Saturday, January 19, 2008

The Truth About Speed Reading

How important is speed reading in today's information overloaded world? What do the experts do to read faster and retain more? In Little Guide To Your Well-Read Life: How To Get More Books In Your Life And More Life From Your Books, Steve Leveen writes about the truth about speed reading.

Speed Reading Then and Now
Leveen writes:

"In the Space Age '60's, speed reading was seen as a scientific way to train people to cope with the ever-increasing amount of information. Yet today, in our Information Age, you don't hear much about speed reading. You can still find Evelyn Wood training sessions, but they have withered from six-week courses to one-day seminars. What happened?"

Speed Just Isn't That Important
Leveen writes:

"It turns out that speed just isn't that important. It is no magic cure for information overload. You can increase your speed, even dramatically, but pure speed is only part -- and not the biggest part -- of reading well."
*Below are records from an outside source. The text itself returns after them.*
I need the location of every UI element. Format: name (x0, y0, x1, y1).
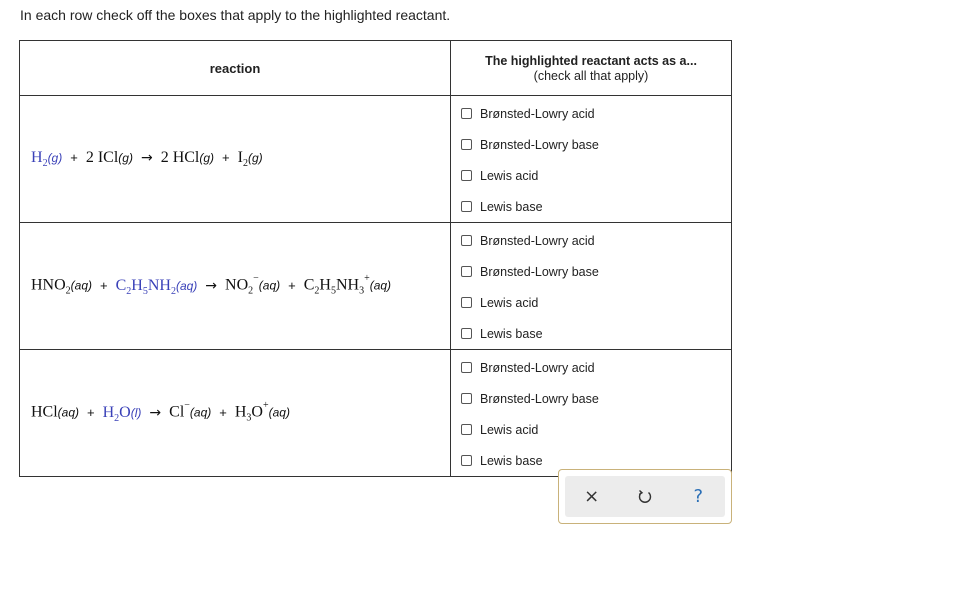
reaction-row-1 (20, 96, 732, 223)
options-cell-1 (451, 96, 732, 223)
checkbox[interactable] (461, 297, 472, 308)
checkbox[interactable] (461, 393, 472, 404)
reaction-column-header: reaction (20, 41, 451, 96)
options-cell-2 (451, 223, 732, 350)
option-lewis-base-1[interactable]: Lewis base (451, 191, 731, 222)
role-header-title: The highlighted reactant acts as a... (485, 53, 697, 68)
checkbox[interactable] (461, 266, 472, 277)
highlighted-reactant: $C_2H_5NH_2(aq)$ (115, 276, 198, 297)
question-table (19, 40, 732, 477)
checkbox[interactable] (461, 455, 472, 466)
option-lewis-acid-2[interactable]: Lewis acid (451, 287, 731, 318)
checkbox[interactable] (461, 139, 472, 150)
checkbox[interactable] (461, 201, 472, 212)
reaction-equation-3: $HCl(aq) + H_2O(l) \to Cl^-(aq) + H_3O^+(aq)$ (20, 350, 451, 477)
answer-toolbar (558, 469, 732, 524)
role-column-header (451, 41, 732, 96)
options-cell-3 (451, 350, 732, 477)
toolbar-inner (565, 476, 725, 517)
checkbox[interactable] (461, 328, 472, 339)
highlighted-reactant: $H_2O(l)$ (102, 403, 142, 424)
checkbox[interactable] (461, 170, 472, 181)
option-bronsted-base-3[interactable]: Brønsted-Lowry base (451, 383, 731, 414)
option-lewis-acid-3[interactable]: Lewis acid (451, 414, 731, 445)
option-bronsted-base-1[interactable]: Brønsted-Lowry base (451, 129, 731, 160)
reaction-arrow: → (149, 404, 162, 421)
option-lewis-acid-1[interactable]: Lewis acid (451, 160, 731, 191)
reaction-arrow: → (140, 149, 153, 166)
clear-icon[interactable]: × (584, 486, 600, 507)
option-bronsted-acid-3[interactable]: Brønsted-Lowry acid (451, 352, 731, 383)
header-row (20, 41, 732, 96)
reaction-row-3 (20, 350, 732, 477)
option-lewis-base-2[interactable]: Lewis base (451, 318, 731, 349)
undo-icon[interactable] (630, 482, 660, 512)
option-bronsted-acid-1[interactable]: Brønsted-Lowry acid (451, 98, 731, 129)
checkbox[interactable] (461, 235, 472, 246)
reaction-equation-2: $HNO_2(aq) + C_2H_5NH_2(aq) \to NO_2^-(aq) + C_2H_5NH_3^+(aq)$ (20, 223, 451, 350)
checkbox[interactable] (461, 362, 472, 373)
checkbox[interactable] (461, 108, 472, 119)
checkbox[interactable] (461, 424, 472, 435)
option-lewis-base-3[interactable]: Lewis base (451, 445, 731, 476)
reaction-arrow: → (205, 277, 218, 294)
option-bronsted-base-2[interactable]: Brønsted-Lowry base (451, 256, 731, 287)
role-header-subtitle: (check all that apply) (533, 68, 649, 83)
undo-icon-svg (637, 489, 653, 505)
instructions: In each row check off the boxes that apply to the highlighted reactant. (20, 7, 451, 23)
reaction-row-2 (20, 223, 732, 350)
option-bronsted-acid-2[interactable]: Brønsted-Lowry acid (451, 225, 731, 256)
help-icon[interactable]: ? (693, 486, 704, 507)
highlighted-reactant: $H_2(g)$ (31, 148, 63, 170)
reaction-equation-1: $H_2(g) + 2$ ICl(g) → 2 $HCl(g) + I_2(g)$ (20, 96, 451, 223)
Don't Let Your Eyes Limit You
Leveen writes:

"By the time Mortimer Adler revised How to Read a Book in 1972, he had to respond to what he termed the 'fad' of speed-reading courses. He agreed that they are useful in letting your reading speed be limited by your mind and not your eyes. By simply using your fingers together as a pointer and disciplining yourself to read in this fashion, he wrote you can read twice or three times as fast. Speed reading, says Adler, can improve elementary comprehension -- that is, what a book says. But speed reading can't help you understand what a book means. That says Adler, is controlled by your thinking speed, not your reading speed. Go ahead and take a course, he allowed; it won't hurt you. But it won't help you much either."

What The Experts Say
Leveen writes:

"Speed reading is no more likely to make you a good reader than the ability to run quickly will make you a good tennis player. None of the professional readers I've interviewed - editors, writers, publishers, booksellers, book reviewers -- believed that a speed-reading course made any difference for them. In fact, a surprising number said they consider themselves slow readers (although this is obviously a self-assessment). Only two people I've interviewed, both attorneys, reported that they profited by a speed-reading course. They use their skills today mainly for reviewing lengthy legal documents."

The Far Away Look
Leveen writes:

"When you think about it, aren't some of the most important moments in reading, whether for pleasure or for learning, when you stop and gaze off with that faraway look? At these moments, your reading speed slows to zero, but your understanding soars. Oliver Wendell Holmes said, 'The best of a book is not the thought which it contains, but the thought which it suggests just as the charm of music dwells not in the tones but in the echoes of our hearts.'"

Key Take Aways
I read a lot of information every day, on the job and on my own time, whether it's books, blogs, email, sites or feeds. If there's a better way I'm always looking for it. Here's my key take aways:

  • Don't let your eyes limit you. I didn't realize how limiting your eyes could be if you don't train them. A while back, I bought a product called EyeQ: Read and Process Faster in Just 7 Minutes (Package Edition, and I took it for a test drive. It's purpose is to improve your reading speed by improving your eye speed. I was already a fast reader, but by using EyeQ, I became very aware of where and how my eyes slowed me down. I was surprised by how quickly the training exercises improved my reading speed. I love the fact the program shows you measurable improvement in your reading speed. It feels more like a video-game than training.
  • Focus on comprehension over speed. Assuming your eye speed isn't limiting you, the next gate is your mind. What's the point of racing through a bunch of material if you don't understand it?
  • Use focus and priority over speed. Carve out what's important. There will always be more information than you can possibly read. If this approach is good enough for the experts, then maybe this is actually the proven practice for more effective reading.
  • Be flexible in your pace. At work, I have to parse a lot of email to get down to the actual points that matter. I do that in books, blogs and sites too. I selectively slow down or speed up, based on purpose and scale. If I have a lot of email, but I'm time-boxing my results, I set a faster pace. If I'm researching a topic and I have to hack my way through the information jungle, I set a faster pace. If I'm reading for leisure, I soak it up all in good time, at whatever pace feels good.
  • Slow down for the good stuff. Slow down for the "ah-has" and fully absorb the impact. Savor the good stuff.